In five years, SPI has grown into a major business, selling Russian vodka to
some 150 countries and bringing an annual $100 million in revenue to the Russian
treasury. But in May 2000, masked police stormed The Russian state reverts to
the bad old days in a battle to control the country's vodka distributors the SPI
headquarters in downtown Moscow and forced staff members to lie on the floor
while they ransacked offices, confiscating documents and computers. "These
storm troopers openly said they were assigned to destabilize our business rather
than find any proof of our guilt," says Alexei Oliynik, CEO of SPI.

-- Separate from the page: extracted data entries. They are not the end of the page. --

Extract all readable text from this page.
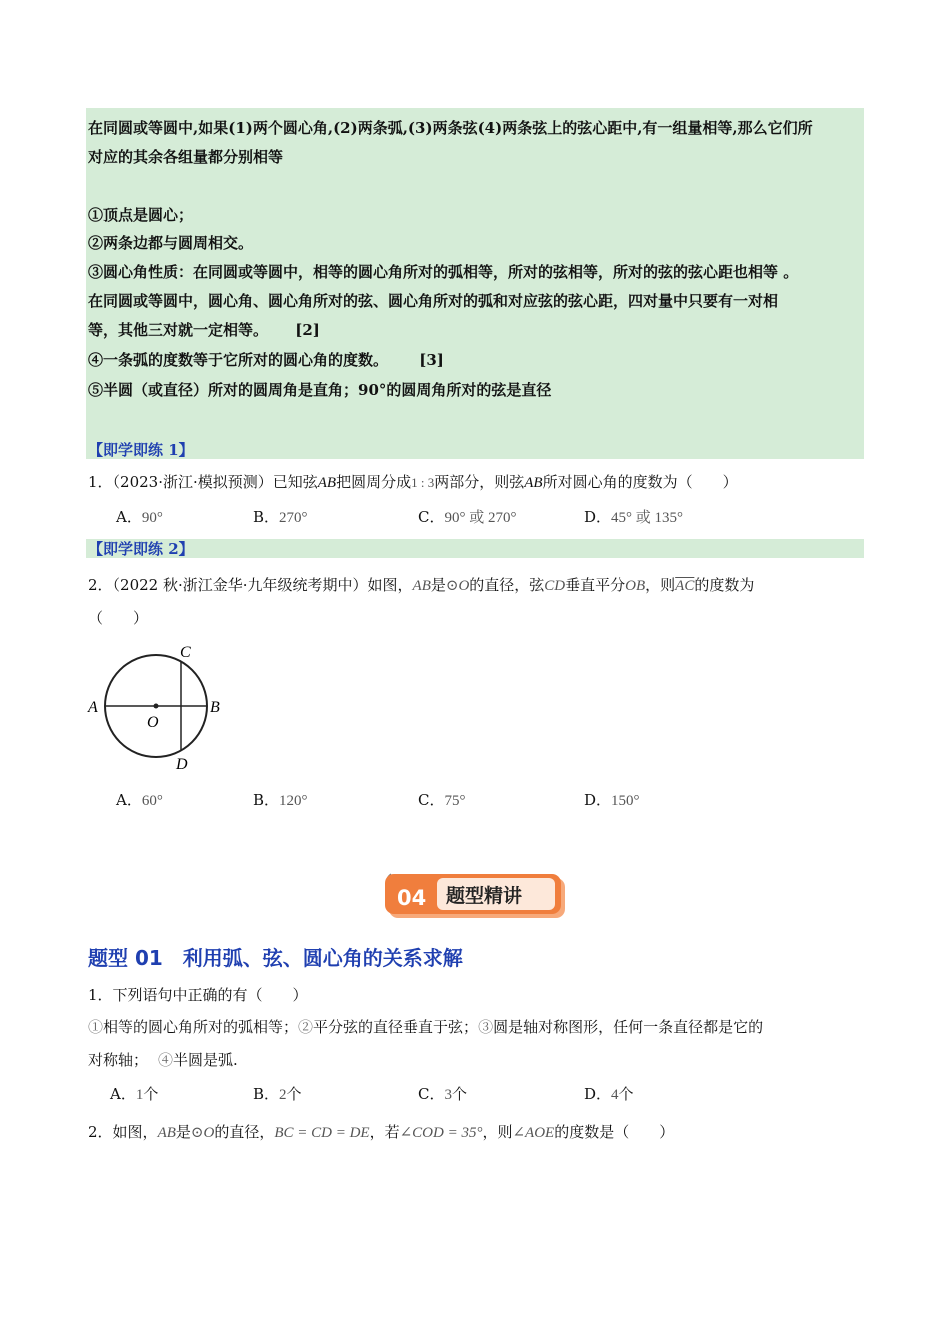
在同圆或等圆中,如果(1)两个圆心角,(2)两条弧,(3)两条弦(4)两条弦上的弦心距中,有一组量相等,那么它们所
对应的其余各组量都分别相等
①顶点是圆心；
②两条边都与圆周相交。
③圆心角性质：在同圆或等圆中，相等的圆心角所对的弧相等，所对的弦相等，所对的弦的弦心距也相等 。
在同圆或等圆中，圆心角、圆心角所对的弦、圆心角所对的弧和对应弦的弦心距，四对量中只要有一对相
等，其他三对就一定相等。 [2]
④一条弧的度数等于它所对的圆心角的度数。 [3]
⑤半圆（或直径）所对的圆周角是直角；90°的圆周角所对的弦是直径
【即学即练 1】
1．（2023·浙江·模拟预测）已知弦AB把圆周分成1 : 3两部分，则弦AB所对圆心角的度数为（　　）
A．90°	B．270°	C．90° 或 270°	D．45° 或 135°
【即学即练 2】
2．（2022 秋·浙江金华·九年级统考期中）如图，AB是⊙O的直径，弦CD垂直平分OB，则$\overline{AC}$的度数为
（　　）
A	B
C
D
O
A．60°	B．120°	C．75°	D．150°
04 题型精讲
题型 01　利用弧、弦、圆心角的关系求解
1．下列语句中正确的有（　　）
①相等的圆心角所对的弧相等；②平分弦的直径垂直于弦；③圆是轴对称图形，任何一条直径都是它的
对称轴； ④半圆是弧.
A．1个	B．2个	C．3个	D．4个
2．如图，AB是⊙O的直径，BC = CD = DE，若∠COD = 35°，则∠AOE的度数是（　　）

In October 2000, Russian Prosecutor General Vladimir Ustinov wrote to Premier
Mikhail Kasyanov, requesting that, "in accordance with the instructions of
the President of the Russian Federation," SPI brands be turned over to the
state. "In this case, the state may restore its rights independently
without a court decision," read the letter. Accordingly, the cabinet issued
a decree "to restore and protect the exclusive rights of the Russian
Federation" to vodka brands, and punish "those guilty of harming the
interests of the Russian Federation." A year later, the Russian court of
arbitrage ruled that Sojuzplodoimport was wrongly privatized in 1991. So the
state nationalized 17 vodka brands, including Stolichnaya.
spi has doggedly pursued the case in the courts since then, obtaining several
favorable decisions. But, says Oliynik, "the Prosecutor General's Office
overturns them all." In February, Russian customs officers impounded $10
million worth of SPI vodka earmarked for export to the U.S. SPI responded by
exporting from its distillery in Latvia. Now, government officials are asking
Western distributors to boycott spi, claiming that the disputed vodka brands now
belong to the state. Meanwhile, the General Prosecutor's Prosecutor's Office is
pressing criminal charges against SPI top executives. "As a citizen, I'd
like Russia to be recognized as having a market economy," Oliynik says.

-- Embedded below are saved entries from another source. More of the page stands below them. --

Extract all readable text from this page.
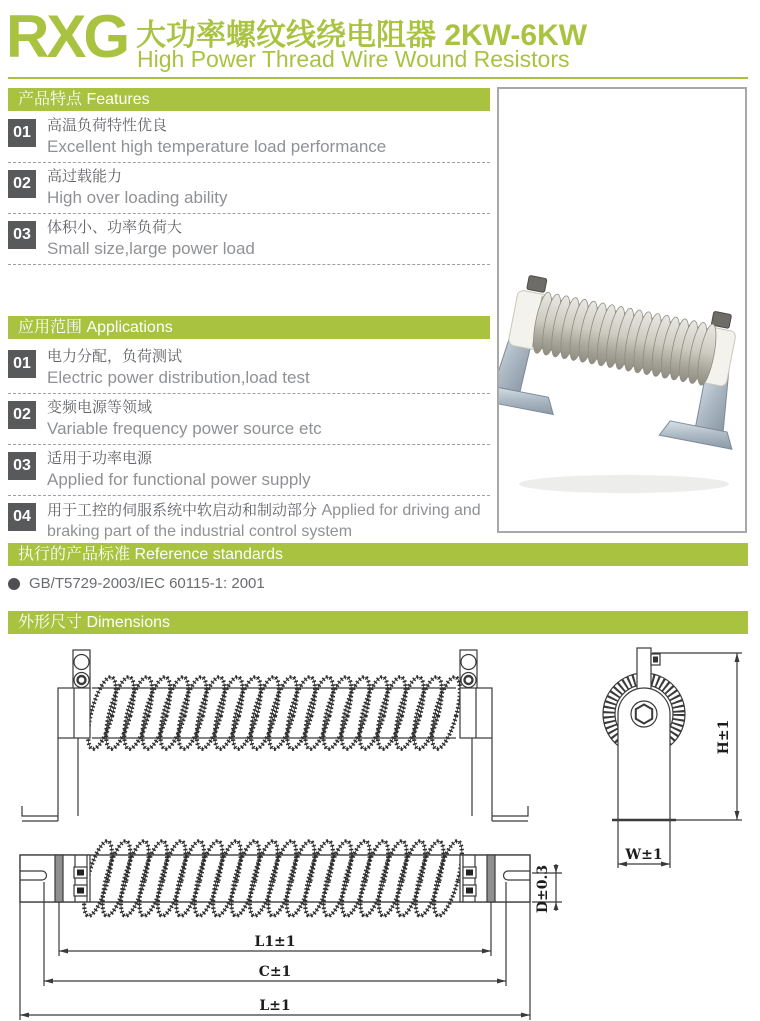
RXG 大功率螺纹线绕电阻器 2KW-6KW
High Power Thread Wire Wound Resistors
产品特点 Features
01	高温负荷特性优良
Excellent high temperature load performance
02	高过载能力
High over loading ability
03	体积小、功率负荷大
Small size,large power load
应用范围 Applications
01	电力分配，负荷测试
Electric power distribution,load test
02	变频电源等领域
Variable frequency power source etc
03	适用于功率电源
Applied for functional power supply
04	用于工控的伺服系统中软启动和制动部分 Applied for driving and braking part of the industrial control system
执行的产品标准 Reference standards
GB/T5729-2003/IEC 60115-1: 2001
外形尺寸 Dimensions
L1±1
C±1
L±1
D±0.3
H±1
W±1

"As a businessman, I don't yet see that we have one. The state interferes
too heavily."
During President Bush's visit to Russia in May, Eugene Lawson, president of
the U.S.-Russia Business Council, protested to both Bush and Putin about what he
said was a violation of ownership rights in the SPI case. Neither leader reacted
publicly. Around the same time, 18 Republican Congressmen wrote to Robert
Zoellick, the U.S. Trade Representative, decrying Russia's attempts to
renationalize the vodka industry and invoking "significant doubts on
Russia's ability to become a reliable member of the international economic
community."
The Congressional protest referred to other Russian governmental attempts to
interfere in the market. One example of such meddling is the case of Sawyer
Research Products of Cleveland, Ohio. After Sawyer in 1994 invested $8.2 million
in a quartz glass plant in the Vladimirski region in central Russia, regional
authorities helped its Russian partners grab the assets by having a local court
overturn the lease in February 2001. There is evidence of at least five similar
takeovers of American businesses in Russia, in some cases with threats and use
of violence. Though Western governments may grant Russia its coveted status as a
market economy, the Stoli experience raises doubts about whether private Western
businesses will want to invest there.